Predictive factors for heart failure after percutaneous coronary intervention
10.3760/cma.j.cn431274-20221225-01350
- VernacularTitle:经皮冠状动脉介入术后心力衰竭的危险因素
- Author:
Lu HUANG
1
;
Chaolun JIN
;
Mengna FU
;
Jinhuan CHEN
Author Information
1. 杭州市第九人民医院心内科,杭州 311225
- Keywords:
Percutaneous coronary intervention;
Heart failure
- From:
Journal of Chinese Physician
2023;25(10):1525-1529
- CountryChina
- Language:Chinese
-
Abstract:
Objective:To investigate the factors predictive of heart failure developing during hospital stay after undergoing percutaneous coronary intervention (PCI).Methods:A retrospective analysis was performed on 534 patients with coronary heart disease who underwent PCI treatment at Hangzhou Ninth People′s Hospital from January 2017 to September 2022. The patients were divided into two groups according to whether heart failure occurred after the operation: a heart failure group consisting of 51 patients and a control group consisting of 483 patients.
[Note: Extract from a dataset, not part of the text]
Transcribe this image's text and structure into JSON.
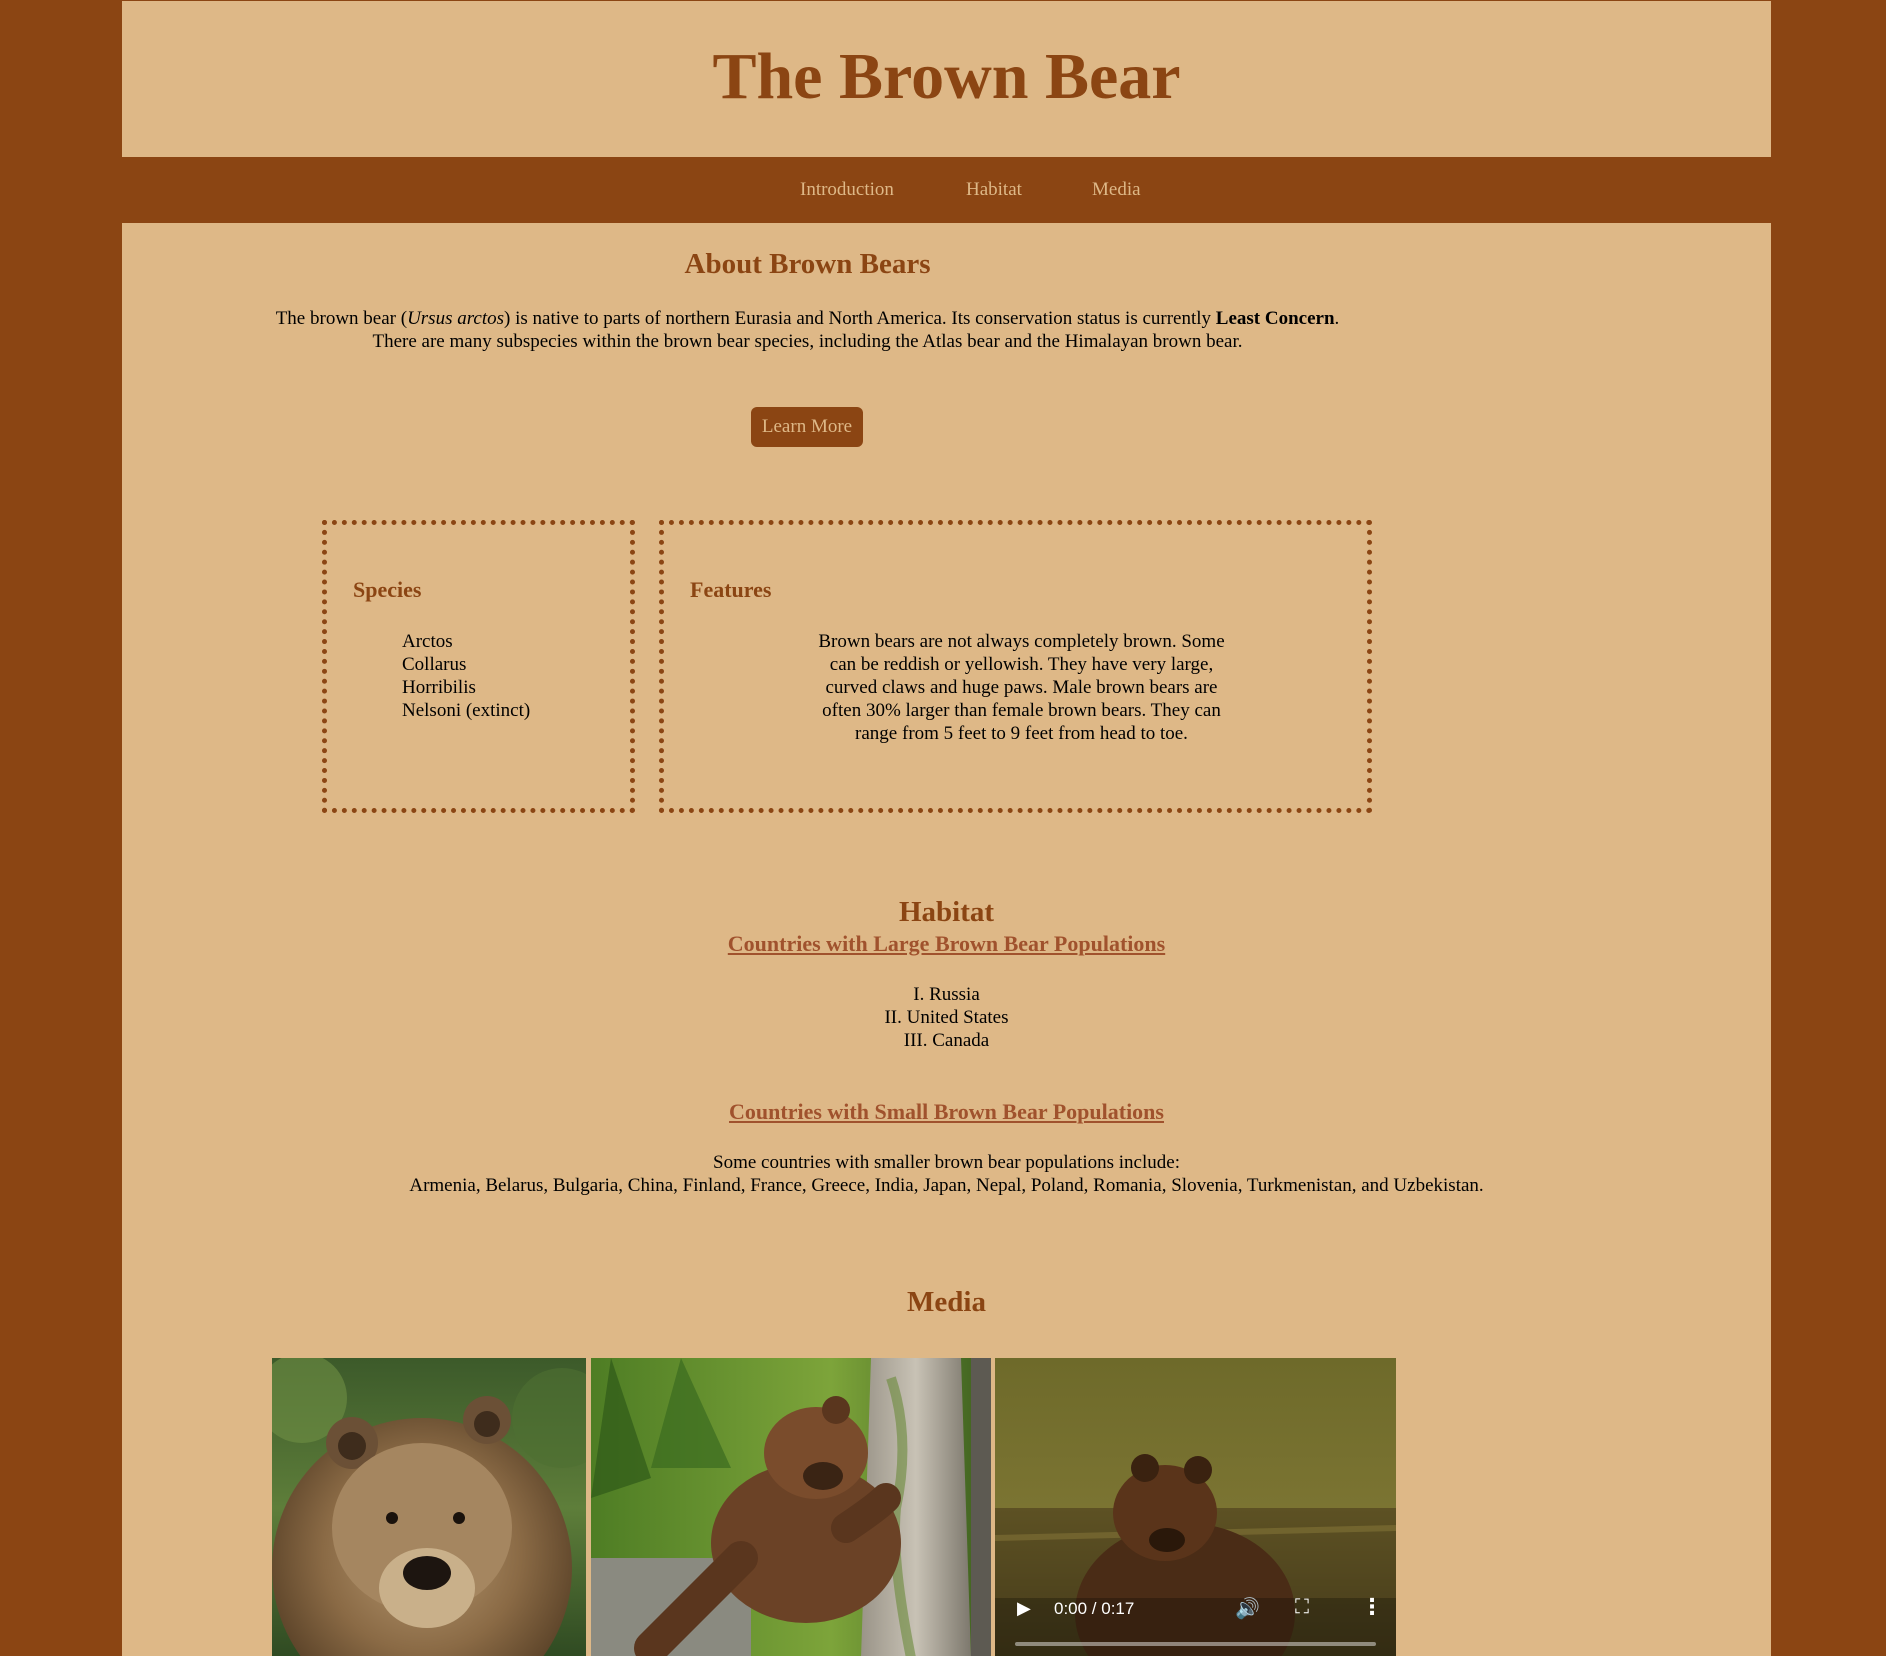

Univariate comparison and multivariate analysis were performed on factors that could lead to heart failure between the two groups, and a prediction model was established.Results:Univariate analysis showed that there were significant differences in age at admission, presence of cerebral infarction, presence of hypertension, New York Heart Association (NYHA) heart function classification, left ventricular ejection fraction (LVEF), serum albumin, neutrophil-to-lymphocyte ratio (dNLR), D-dimer, and N-terminal pro-B-type natriuretic peptide (NT-proBNP) levels between the PCI postoperative heart failure group and the control group (all P<0.05). Multivariate analysis showed that age ≥60 years, LVEF<40%, presence of cerebral infarction, NYHA heart function classification Ⅱ/Ⅲ, serum albumin<40.15 g/L, and dNLR≥2.30 were independent risk factors for the development of heart failure during hospitalization after PCI (all P<0.05). Conclusions:Age, LVEF, presence of cerebral infarction, NYHA heart function classification, serum albumin, and dNLR can all affect the occurrence of heart failure during hospitalization after PCI for coronary heart disease. Establishing a prediction model based on these indicators can provide guidance for clinical practice.